Ils indiquent avoir certes su et compris que la banque prenait une hypothèque conventionnelle sur leur bien de [Localité 9] pour sûreté d’une somme de 150.000 euros, mais affirment que les prêts étant professionnels, ils n’ont jamais entendu renoncer au bénéfice de l’insaisissabilité. Ils considèrent qu’en raison de la rédaction de la clause, qui nécessitait une interprétation, la déclaration d’insaisissabilité a été totalement privée d’effets, ce qui engage la responsabilité du notaire rédacteur.

Ils soutiennent que le préjudice que leur cause la faute du notaire tient à ce que la saisie de leur maison a pu avoir lieu, alors qu’elle était impossible du fait de la déclaration d’inaliénabilité, et qu’il était impossible pour la banque d’inscrire une hypothèque conventionnelle. Ils soutiennent que c’est en raison de l’interprétation de la clause, rendue possible par son libellé équivoque, que le Crédit Agricole a pu solliciter une mesure de saisie immobilière et ce, pour l’ensemble des prêts ; que le lien de causalité est établi; que leur préjudice est très important, s’agissant du logement du couple et des trois enfants ; que le bien a été adjugé 357.000 euros alors qu’il était évalué à 600.000 euros ; qu’ils sont épuisés moralement ; doivent se reloger ; et restent encore redevables de 827.754,79 euros, ce qui détermine toutes causes confondues un préjudice d’un million d’euros.

La SCP [J] [O] – Philippe GIRAUDET et la MMA demandent à la cour :

* À titre principal, de confirmer le jugement entrepris et donc de dire prescrite l’action en responsabilité engagée par les époux [P] à leur encontre

* À titre subsidiaire, de juger que la SCP [O] – GIRAUDET n’a pas commis de faute en relation de causalité avec un préjudice indemnisable

En conséquence : débouter les époux [P] de l’ensemble de leurs demandes

* À titre plus subsidiaire : de dire si la responsabilité recherchée était néanmoins retenue qu’elle ne pourrait l’être qu’à hauteur de a somme de 470.754,79 euros.

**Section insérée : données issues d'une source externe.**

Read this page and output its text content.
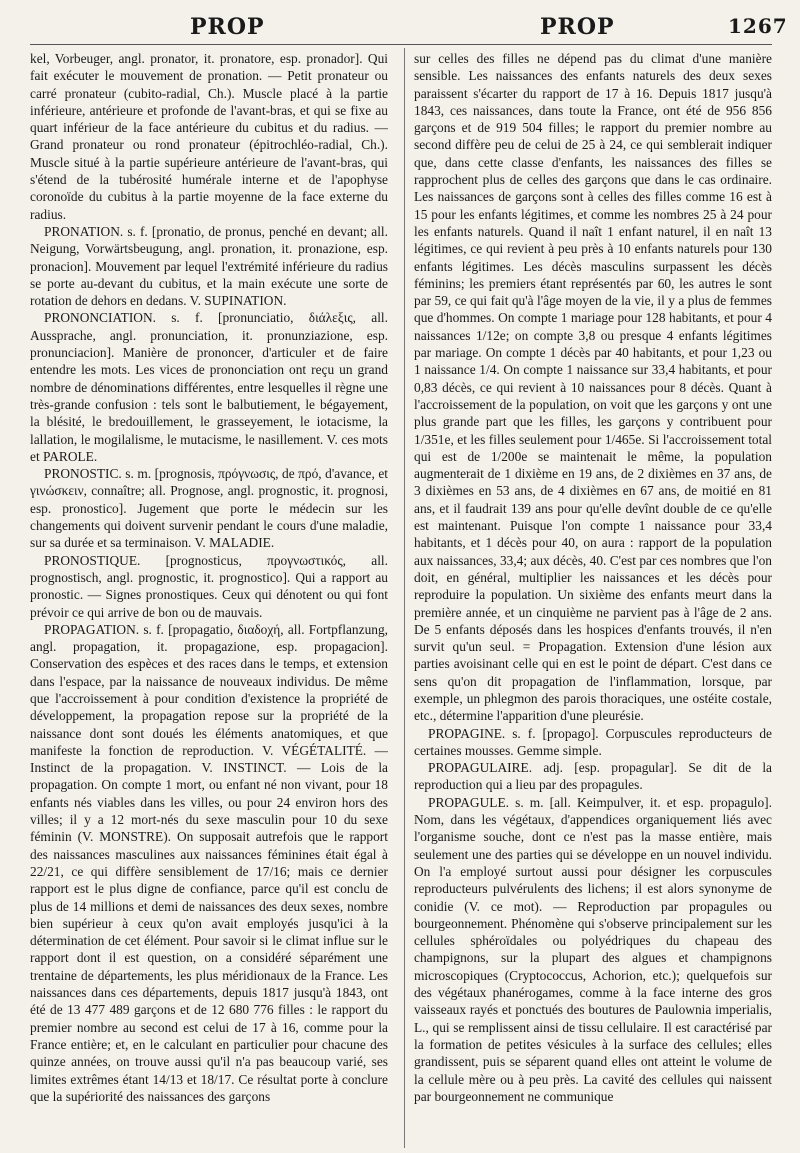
PROP	PROP	1267

kel, Vorbeuger, angl. pronator, it. pronatore, esp. pronador]. Qui fait exécuter le mouvement de pronation. — Petit pronateur ou carré pronateur (cubito-radial, Ch.). Muscle placé à la partie inférieure, antérieure et profonde de l'avant-bras, et qui se fixe au quart inférieur de la face antérieure du cubitus et du radius. — Grand pronateur ou rond pronateur (épitrochléo-radial, Ch.). Muscle situé à la partie supérieure antérieure de l'avant-bras, qui s'étend de la tubérosité humérale interne et de l'apophyse coronoïde du cubitus à la partie moyenne de la face externe du radius.

PRONATION. s. f. [pronatio, de pronus, penché en devant; all. Neigung, Vorwärtsbeugung, angl. pronation, it. pronazione, esp. pronacion]. Mouvement par lequel l'extrémité inférieure du radius se porte au-devant du cubitus, et la main exécute une sorte de rotation de dehors en dedans. V. SUPINATION.

PRONONCIATION. s. f. [pronunciatio, διάλεξις, all. Aussprache, angl. pronunciation, it. pronunziazione, esp. pronunciacion]. Manière de prononcer, d'articuler et de faire entendre les mots. Les vices de prononciation ont reçu un grand nombre de dénominations différentes, entre lesquelles il règne une très-grande confusion : tels sont le balbutiement, le bégayement, la blésité, le bredouillement, le grasseyement, le iotacisme, la lallation, le mogilalisme, le mutacisme, le nasillement. V. ces mots et PAROLE.

PRONOSTIC. s. m. [prognosis, πρόγνωσις, de πρό, d'avance, et γινώσκειν, connaître; all. Prognose, angl. prognostic, it. prognosi, esp. pronostico]. Jugement que porte le médecin sur les changements qui doivent survenir pendant le cours d'une maladie, sur sa durée et sa terminaison. V. MALADIE.

PRONOSTIQUE. [prognosticus, προγνωστικός, all. prognostisch, angl. prognostic, it. prognostico]. Qui a rapport au pronostic. — Signes pronostiques. Ceux qui dénotent ou qui font prévoir ce qui arrive de bon ou de mauvais.

PROPAGATION. s. f. [propagatio, διαδοχή, all. Fortpflanzung, angl. propagation, it. propagazione, esp. propagacion]. Conservation des espèces et des races dans le temps, et extension dans l'espace, par la naissance de nouveaux individus. De même que l'accroissement à pour condition d'existence la propriété de développement, la propagation repose sur la propriété de la naissance dont sont doués les éléments anatomiques, et que manifeste la fonction de reproduction. V. VÉGÉTALITÉ. — Instinct de la propagation. V. INSTINCT. — Lois de la propagation. On compte 1 mort, ou enfant né non vivant, pour 18 enfants nés viables dans les villes, ou pour 24 environ hors des villes; il y a 12 mort-nés du sexe masculin pour 10 du sexe féminin (V. MONSTRE). On supposait autrefois que le rapport des naissances masculines aux naissances féminines était égal à 22/21, ce qui diffère sensiblement de 17/16; mais ce dernier rapport est le plus digne de confiance, parce qu'il est conclu de plus de 14 millions et demi de naissances des deux sexes, nombre bien supérieur à ceux qu'on avait employés jusqu'ici à la détermination de cet élément. Pour savoir si le climat influe sur le rapport dont il est question, on a considéré séparément une trentaine de départements, les plus méridionaux de la France. Les naissances dans ces départements, depuis 1817 jusqu'à 1843, ont été de 13 477 489 garçons et de 12 680 776 filles : le rapport du premier nombre au second est celui de 17 à 16, comme pour la France entière; et, en le calculant en particulier pour chacune des quinze années, on trouve aussi qu'il n'a pas beaucoup varié, ses limites extrêmes étant 14/13 et 18/17. Ce résultat porte à conclure que la supériorité des naissances des garçons

sur celles des filles ne dépend pas du climat d'une manière sensible. Les naissances des enfants naturels des deux sexes paraissent s'écarter du rapport de 17 à 16. Depuis 1817 jusqu'à 1843, ces naissances, dans toute la France, ont été de 956 856 garçons et de 919 504 filles; le rapport du premier nombre au second diffère peu de celui de 25 à 24, ce qui semblerait indiquer que, dans cette classe d'enfants, les naissances des filles se rapprochent plus de celles des garçons que dans le cas ordinaire. Les naissances de garçons sont à celles des filles comme 16 est à 15 pour les enfants légitimes, et comme les nombres 25 à 24 pour les enfants naturels. Quand il naît 1 enfant naturel, il en naît 13 légitimes, ce qui revient à peu près à 10 enfants naturels pour 130 enfants légitimes. Les décès masculins surpassent les décès féminins; les premiers étant représentés par 60, les autres le sont par 59, ce qui fait qu'à l'âge moyen de la vie, il y a plus de femmes que d'hommes. On compte 1 mariage pour 128 habitants, et pour 4 naissances 1/12e; on compte 3,8 ou presque 4 enfants légitimes par mariage. On compte 1 décès par 40 habitants, et pour 1,23 ou 1 naissance 1/4. On compte 1 naissance sur 33,4 habitants, et pour 0,83 décès, ce qui revient à 10 naissances pour 8 décès. Quant à l'accroissement de la population, on voit que les garçons y ont une plus grande part que les filles, les garçons y contribuent pour 1/351e, et les filles seulement pour 1/465e. Si l'accroissement total qui est de 1/200e se maintenait le même, la population augmenterait de 1 dixième en 19 ans, de 2 dixièmes en 37 ans, de 3 dixièmes en 53 ans, de 4 dixièmes en 67 ans, de moitié en 81 ans, et il faudrait 139 ans pour qu'elle devînt double de ce qu'elle est maintenant. Puisque l'on compte 1 naissance pour 33,4 habitants, et 1 décès pour 40, on aura : rapport de la population aux naissances, 33,4; aux décès, 40. C'est par ces nombres que l'on doit, en général, multiplier les naissances et les décès pour reproduire la population. Un sixième des enfants meurt dans la première année, et un cinquième ne parvient pas à l'âge de 2 ans. De 5 enfants déposés dans les hospices d'enfants trouvés, il n'en survit qu'un seul. = Propagation. Extension d'une lésion aux parties avoisinant celle qui en est le point de départ. C'est dans ce sens qu'on dit propagation de l'inflammation, lorsque, par exemple, un phlegmon des parois thoraciques, une ostéite costale, etc., détermine l'apparition d'une pleurésie.

PROPAGINE. s. f. [propago]. Corpuscules reproducteurs de certaines mousses. Gemme simple.

PROPAGULAIRE. adj. [esp. propagular]. Se dit de la reproduction qui a lieu par des propagules.

PROPAGULE. s. m. [all. Keimpulver, it. et esp. propagulo]. Nom, dans les végétaux, d'appendices organiquement liés avec l'organisme souche, dont ce n'est pas la masse entière, mais seulement une des parties qui se développe en un nouvel individu. On l'a employé surtout aussi pour désigner les corpuscules reproducteurs pulvérulents des lichens; il est alors synonyme de conidie (V. ce mot). — Reproduction par propagules ou bourgeonnement. Phénomène qui s'observe principalement sur les cellules sphéroïdales ou polyédriques du chapeau des champignons, sur la plupart des algues et champignons microscopiques (Cryptococcus, Achorion, etc.); quelquefois sur des végétaux phanérogames, comme à la face interne des gros vaisseaux rayés et ponctués des boutures de Paulownia imperialis, L., qui se remplissent ainsi de tissu cellulaire. Il est caractérisé par la formation de petites vésicules à la surface des cellules; elles grandissent, puis se séparent quand elles ont atteint le volume de la cellule mère ou à peu près. La cavité des cellules qui naissent par bourgeonnement ne communique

Les intimés soutiennent que le délai quinquennal de prescription de l’action en responsabilité, qui est délictuelle, courait à compter du jour de l’acte et a expiré le 19 juin 2013.

Ils affirment que l’acte querellé du 30 janvier 2007 énonçait la cause du dommage puisque les époux [P] y déclaraient que la clause d’insaisissabilité qu’ils avaient souscrite sur leur immeuble de [Localité 9] n’était pas opposable à la banque, de sorte qu’ils savaient à cette date que le prêt était qualifié de personnel et que la déclaration d’insaisissabilité n’était pas opposable au prêteur, et qu’ils pouvaient donc dès le jour de sa signature agir en responsabilité contre le notaire rédacteur si ces énonciations ne correspondaient pas à la réalité, ou à leur volonté. Ils considèrent que dès la date de signature de cet acte, les appelants connaissaient le dommage dont ils se plaignent, puisque ces clauses impliquaient que leur bien de [Localité 9] pourrait faire l’objet d’une saisie sans que la déclaration d’inaliénabilité y fasse obstacle.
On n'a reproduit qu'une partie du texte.